Ticket 4333

Summary:	srun: fatal: step_launch.c:1036 step_launch_state_destroy
Product:	Slurm	Reporter:	Dorian Krause <d.krause>
Component:	User Commands	Assignee:	Moe Jette <jette>
Status:	RESOLVED TIMEDOUT	QA Contact:
Severity:	4 - Minor Issue
Priority:	---
Version:	17.11.x
Hardware:	Linux
OS:	Linux
Site:	Jülich	Alineos Sites:	---
Atos/Eviden Sites:	---	Confidential Site:	---
Coreweave sites:	---	Cray Sites:	---
DS9 clusters:	---	HPCnow Sites:	---
HPE Sites:	---	IBM Sites:	---
NOAA SIte:	---	OCF Sites:	---
Recursion Pharma Sites:	---	SFW Sites:	---
SNIC sites:	---	Linux Distro:	---
Machine Name:		CLE Version:
Version Fixed:		Target Release:	---
DevPrio:	---	Emory-Cloud Sites:	---
Ticket Depends on:
Ticket Blocks:	4596
Attachments:	Possible fix Debugging patch

Description Dorian Krause 2017-11-05 09:36:51 MST

Testing job launches with 17.11-rc2 gives from time to time:

{{{
# salloc -N 1570 -p batch : -N 66 -p gpus --gres=gpu:4 : -N 1630 -p booster /bin/bash -c "time srun --mpi=none -n 1570 hostname : --mpi=none -n 66 hostname : --mpi=none -n 1630 hostname | wc -l"
salloc: Pending job allocation 22
salloc: job 22 queued and waiting for resources
salloc: job 22 has been allocated resources
salloc: Granted job allocation 22
salloc: Waiting for resource configuration
salloc: Nodes jrc[0056-0090,0092-0228,0230-0245,0247-0385,0387-0455,0491-0496,0500-0766,0768-0793,0795-0940,1138-1253,1255-1382,1395-1404,1406-1500,1502-1548,1550-1566,1568-1839,1841-1884] are ready for job
srun: fatal: step_launch.c:1036 step_launch_state_destroy: pthread_mutex_destroy(): Device or resource busy
3266

real    0m7.267s
user    0m3.533s
sys     0m2.227s
salloc: Relinquishing job allocation 22
}}}

Comment 2 Isaac Hartung 2017-11-06 13:28:37 MST

Hi Dorian,

We are looking into this and will keep you updated.

--Isaac

Comment 4 Moe Jette 2017-11-09 14:54:58 MST

Created attachment 5539 [details]
Possible fix

I have not been able to reproduce the failure that you have reported, but I did find a bug in which the use of a global variable can result in memory corruption for heterogeneous job steps due to a race condition (multiple job steps re-using the variable).
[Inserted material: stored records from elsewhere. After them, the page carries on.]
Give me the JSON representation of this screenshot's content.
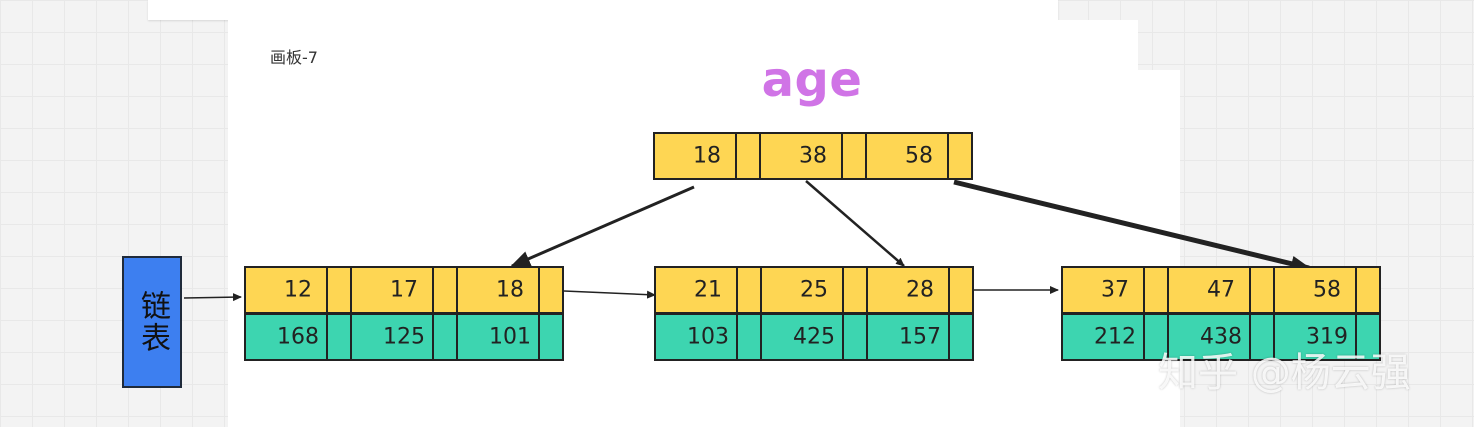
{
  "board_label": "画板-7",
  "title": "age",
  "list_label": "链表",
  "watermark": "知乎 @杨云强",
  "colors": {
    "key_fill": "#fed653",
    "value_fill": "#3dd5b0",
    "list_fill": "#3d7ff0",
    "title": "#d074e6",
    "stroke": "#222222"
  },
  "root": {
    "keys": [
      "18",
      "38",
      "58"
    ]
  },
  "leaves": [
    {
      "keys": [
        "12",
        "17",
        "18"
      ],
      "values": [
        "168",
        "125",
        "101"
      ]
    },
    {
      "keys": [
        "21",
        "25",
        "28"
      ],
      "values": [
        "103",
        "425",
        "157"
      ]
    },
    {
      "keys": [
        "37",
        "47",
        "58"
      ],
      "values": [
        "212",
        "438",
        "319"
      ]
    }
  ]
}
This patch does fix that problem and I hope that it also fixes the problem that you are reporting.
The attached patch has already been committed to Slurm here:
https://github.com/SchedMD/slurm/commit/a23c1032e9d3fe58319d09ab8a596e0efe415417

I have also found and fixed two problems related to the use of reserved ports. This is only used by old versions of Open MPI, so these changes should not effect you. Those changes are in these commits:
https://github.com/SchedMD/slurm/commit/4dcd139daf7dd20f614470e0a9039378fcc64bbd
https://github.com/SchedMD/slurm/commit/d64a5f675dcb46e2c954bb01ceefd44d3c0cef6b

Comment 5 Moe Jette 2017-11-09 14:58:34 MST

Created attachment 5540 [details]
Debugging patch

If the previously attached patch does not fix the problem. This patch will result in srun generating additional output which would be helpful for me to determine what is happening. This will result in additional logging, so you will probably not want to use this except in a limited test environment. In addition to this patch. I would recommend configuring in slurm.conf
DebugFlags=step
SlurmctldDebugLevel=debug
SlurmdDebugLevel=debug

Execute srun with the "-vvv" option. Then save the log files from srun, slurmctld and slurmd for the time period of the failure.

Comment 6 Moe Jette 2017-12-08 09:34:46 MST

There has been no response to this bug in the past month. Please re-open the bug as needed.